2021年から導入された同制度は、離婚届を提出した後、30日後に再び『離婚証』の発行という手続きを行わなければ、自動的に離婚手続きは取り消されるというもの。衝動的な離婚を減らすことが目的だそうです。実際に制度導入後、離婚件数は4割ほど減少したとのことで、衝動的な離婚を減らすという目的は達成されているようです。一方では問題もあり、クーリングオフ期間であれば、片方の意思でキャンセルすることも可能で、例えばDV被害などからも逃げにくくなるという深刻な問題もはらんでいます。

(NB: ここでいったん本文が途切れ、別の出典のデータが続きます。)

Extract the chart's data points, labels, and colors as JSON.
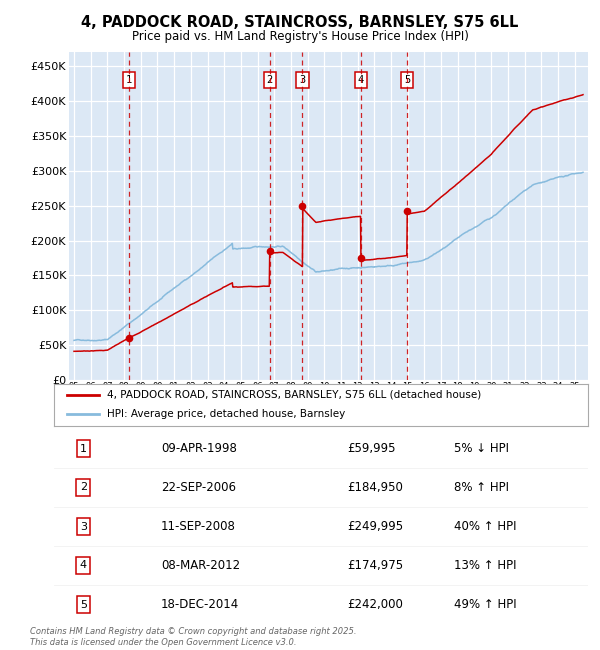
{
  "title": "4, PADDOCK ROAD, STAINCROSS, BARNSLEY, S75 6LL",
  "subtitle": "Price paid vs. HM Land Registry's House Price Index (HPI)",
  "bg_color": "#dce8f5",
  "sale_dates_decimal": [
    1998.27,
    2006.72,
    2008.69,
    2012.18,
    2014.96
  ],
  "sale_prices": [
    59995,
    184950,
    249995,
    174975,
    242000
  ],
  "sale_labels": [
    "1",
    "2",
    "3",
    "4",
    "5"
  ],
  "vline_color": "#cc0000",
  "sale_marker_color": "#cc0000",
  "hpi_line_color": "#88bbdd",
  "price_line_color": "#cc0000",
  "legend_entries": [
    "4, PADDOCK ROAD, STAINCROSS, BARNSLEY, S75 6LL (detached house)",
    "HPI: Average price, detached house, Barnsley"
  ],
  "table_rows": [
    [
      "1",
      "09-APR-1998",
      "£59,995",
      "5% ↓ HPI"
    ],
    [
      "2",
      "22-SEP-2006",
      "£184,950",
      "8% ↑ HPI"
    ],
    [
      "3",
      "11-SEP-2008",
      "£249,995",
      "40% ↑ HPI"
    ],
    [
      "4",
      "08-MAR-2012",
      "£174,975",
      "13% ↑ HPI"
    ],
    [
      "5",
      "18-DEC-2014",
      "£242,000",
      "49% ↑ HPI"
    ]
  ],
  "footer": "Contains HM Land Registry data © Crown copyright and database right 2025.\nThis data is licensed under the Open Government Licence v3.0.",
  "ylim": [
    0,
    470000
  ],
  "xlim_start": 1994.7,
  "xlim_end": 2025.8,
  "yticks": [
    0,
    50000,
    100000,
    150000,
    200000,
    250000,
    300000,
    350000,
    400000,
    450000
  ],
  "ytick_labels": [
    "£0",
    "£50K",
    "£100K",
    "£150K",
    "£200K",
    "£250K",
    "£300K",
    "£350K",
    "£400K",
    "£450K"
  ]
}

衝動的な離婚を減らすという名目の先には人口問題があり、人口減少を食い止めることで、国力の増強を図ろうとする国家の意図が透けて見えます。いわば国家のために個人の自由や権利が制約を受ける形です。

日本もやがて憲法改正の議論が始まるのでしょうが、憲法第12条、13条にある「公共の福祉」の範囲も重要な焦点の一つになるでしょう。自民党憲法改正草案では「公共の福祉」が「公益及び公の秩序」と変更されています。日本の憲法問題に中国の極端な政策を引用するのは適当ではないのかもしれませんが、国家と個人、国益と人権、その関係性について、私たちの問題として捉えるひとつの事例になるのではと考えました。

中国の『離婚冷静期制度』、個人の心情に国家からそこまで踏み込まれたくはないですし、それが人口対策であるとすればなおさらです。私には違和感でしかありません。